As a final note, a word to explain what is motivating the bankers, the businessmen and the government may be in order. The total cost of debt servicing in the economy has grown recently to an extremely unstable level. (This is why interest rates have come down and are staying relatively low... the government knows that high rates now would topple the economy). Remember all debt servicing costs in the economy are passed along to the consumer/taxpayer/worker to bear. When debt servicing costs become too big a proportion of the disposable income of consumers a downward spiral begins. Consumers cut back on their purchases, demand goes down, layoffs and bankruptcies follow and a recession or, even worse, a depression can occur. The debt-based house-of-cards begins to crumble and billions of dollars of paper wealth dissolve.
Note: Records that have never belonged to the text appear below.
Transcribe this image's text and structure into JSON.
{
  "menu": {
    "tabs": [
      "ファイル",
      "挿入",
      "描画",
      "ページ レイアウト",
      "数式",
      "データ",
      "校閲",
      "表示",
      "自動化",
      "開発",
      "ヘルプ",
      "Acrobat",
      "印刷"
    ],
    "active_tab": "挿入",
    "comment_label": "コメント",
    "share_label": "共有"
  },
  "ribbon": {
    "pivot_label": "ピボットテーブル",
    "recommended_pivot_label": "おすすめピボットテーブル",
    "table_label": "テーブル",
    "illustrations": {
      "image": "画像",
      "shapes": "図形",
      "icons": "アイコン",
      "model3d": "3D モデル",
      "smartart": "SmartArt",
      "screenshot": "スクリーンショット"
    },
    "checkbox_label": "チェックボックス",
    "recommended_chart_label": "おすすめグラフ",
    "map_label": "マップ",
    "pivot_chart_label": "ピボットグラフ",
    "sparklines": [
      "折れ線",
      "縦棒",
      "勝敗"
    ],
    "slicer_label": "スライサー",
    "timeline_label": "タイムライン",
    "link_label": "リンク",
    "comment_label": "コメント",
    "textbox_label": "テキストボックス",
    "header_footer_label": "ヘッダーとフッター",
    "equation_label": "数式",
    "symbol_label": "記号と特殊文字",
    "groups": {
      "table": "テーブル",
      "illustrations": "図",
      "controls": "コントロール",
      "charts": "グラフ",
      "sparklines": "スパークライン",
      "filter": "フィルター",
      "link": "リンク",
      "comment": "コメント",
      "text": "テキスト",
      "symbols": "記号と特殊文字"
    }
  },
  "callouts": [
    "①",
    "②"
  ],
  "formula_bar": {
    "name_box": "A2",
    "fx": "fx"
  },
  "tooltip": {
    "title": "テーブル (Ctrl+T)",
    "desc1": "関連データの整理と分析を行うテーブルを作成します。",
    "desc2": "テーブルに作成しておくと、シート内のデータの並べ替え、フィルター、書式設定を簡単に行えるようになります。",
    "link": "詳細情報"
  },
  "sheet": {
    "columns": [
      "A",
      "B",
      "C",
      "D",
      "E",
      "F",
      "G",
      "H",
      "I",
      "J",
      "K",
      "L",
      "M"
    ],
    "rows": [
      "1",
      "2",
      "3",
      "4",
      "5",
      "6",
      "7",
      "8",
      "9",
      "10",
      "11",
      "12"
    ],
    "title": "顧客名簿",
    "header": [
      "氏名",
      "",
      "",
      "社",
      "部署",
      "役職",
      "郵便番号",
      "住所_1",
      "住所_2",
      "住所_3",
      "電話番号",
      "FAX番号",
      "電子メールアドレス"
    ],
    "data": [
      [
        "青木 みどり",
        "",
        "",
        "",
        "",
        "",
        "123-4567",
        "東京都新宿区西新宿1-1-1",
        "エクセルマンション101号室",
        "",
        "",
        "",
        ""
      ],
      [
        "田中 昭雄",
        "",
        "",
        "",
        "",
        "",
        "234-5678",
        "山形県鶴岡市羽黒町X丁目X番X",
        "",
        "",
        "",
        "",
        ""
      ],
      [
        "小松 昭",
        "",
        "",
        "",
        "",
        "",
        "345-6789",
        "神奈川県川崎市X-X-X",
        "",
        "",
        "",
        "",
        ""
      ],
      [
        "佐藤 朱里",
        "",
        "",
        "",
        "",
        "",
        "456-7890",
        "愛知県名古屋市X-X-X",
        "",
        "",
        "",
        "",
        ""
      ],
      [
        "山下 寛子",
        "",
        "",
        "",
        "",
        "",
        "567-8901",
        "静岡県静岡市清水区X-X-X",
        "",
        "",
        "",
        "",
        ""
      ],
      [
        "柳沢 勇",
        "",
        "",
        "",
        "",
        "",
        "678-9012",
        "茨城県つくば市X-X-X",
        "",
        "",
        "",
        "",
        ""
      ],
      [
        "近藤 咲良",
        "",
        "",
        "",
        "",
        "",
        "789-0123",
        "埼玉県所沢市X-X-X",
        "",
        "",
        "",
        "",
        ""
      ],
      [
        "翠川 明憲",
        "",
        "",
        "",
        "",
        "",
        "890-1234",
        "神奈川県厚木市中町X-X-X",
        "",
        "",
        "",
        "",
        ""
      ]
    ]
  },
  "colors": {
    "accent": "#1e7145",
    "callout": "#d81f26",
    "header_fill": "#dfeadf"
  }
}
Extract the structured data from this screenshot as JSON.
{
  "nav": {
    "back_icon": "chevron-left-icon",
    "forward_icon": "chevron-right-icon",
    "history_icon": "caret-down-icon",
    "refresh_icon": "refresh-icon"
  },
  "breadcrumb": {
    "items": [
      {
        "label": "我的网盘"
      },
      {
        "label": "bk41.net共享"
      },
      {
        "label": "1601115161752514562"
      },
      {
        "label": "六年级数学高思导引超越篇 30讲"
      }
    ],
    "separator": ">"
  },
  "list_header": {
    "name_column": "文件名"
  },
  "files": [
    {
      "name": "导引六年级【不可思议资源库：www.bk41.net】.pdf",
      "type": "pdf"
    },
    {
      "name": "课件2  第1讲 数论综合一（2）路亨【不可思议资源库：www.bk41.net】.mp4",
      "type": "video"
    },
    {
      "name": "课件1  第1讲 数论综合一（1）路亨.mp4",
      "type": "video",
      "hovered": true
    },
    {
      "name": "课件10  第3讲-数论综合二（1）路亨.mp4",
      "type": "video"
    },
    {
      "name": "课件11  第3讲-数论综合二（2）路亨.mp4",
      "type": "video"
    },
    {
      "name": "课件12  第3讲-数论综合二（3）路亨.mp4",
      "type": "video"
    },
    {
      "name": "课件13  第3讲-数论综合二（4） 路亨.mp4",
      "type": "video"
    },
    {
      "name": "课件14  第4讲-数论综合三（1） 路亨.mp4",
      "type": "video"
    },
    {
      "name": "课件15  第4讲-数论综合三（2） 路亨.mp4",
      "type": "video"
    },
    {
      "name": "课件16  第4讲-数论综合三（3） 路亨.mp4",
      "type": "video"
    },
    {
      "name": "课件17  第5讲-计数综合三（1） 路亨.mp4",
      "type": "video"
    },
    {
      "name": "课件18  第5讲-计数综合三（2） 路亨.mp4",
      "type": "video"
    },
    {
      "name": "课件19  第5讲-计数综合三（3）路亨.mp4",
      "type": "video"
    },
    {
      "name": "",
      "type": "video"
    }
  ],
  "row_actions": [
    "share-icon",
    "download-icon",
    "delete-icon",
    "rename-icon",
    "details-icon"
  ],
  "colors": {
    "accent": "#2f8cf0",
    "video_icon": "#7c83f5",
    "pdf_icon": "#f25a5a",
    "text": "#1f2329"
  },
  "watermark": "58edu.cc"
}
It appears that the downsizing of governments everywhere around the world is an attempt to reduce debt servicing costs and slow down the meltdown. This would please the business community since a bigger slice of the total credit pie would then be left for them to use to finance their takeovers and consolidation of global markets. It would please the bankers because democratic governments are always a threat to their schemes. Why governments would allow or even encourage this can be explained partially because the key power brokers in government (like the finance ministers) come from the business world and return to it upon leaving office and partially because big business funds control the political party system (as well as the media, the economists, the universities and our cultural institutions). In addition, there is a growing consensus in the upper levels of society that democracy has perhaps gone too far, that there is now "an excess of democracy" and that the "undeserving poor" and even the middle class have had it a little too easy lately. When business and government talking heads speak about "a more flexible workforce" what they really mean is "a more desperate population".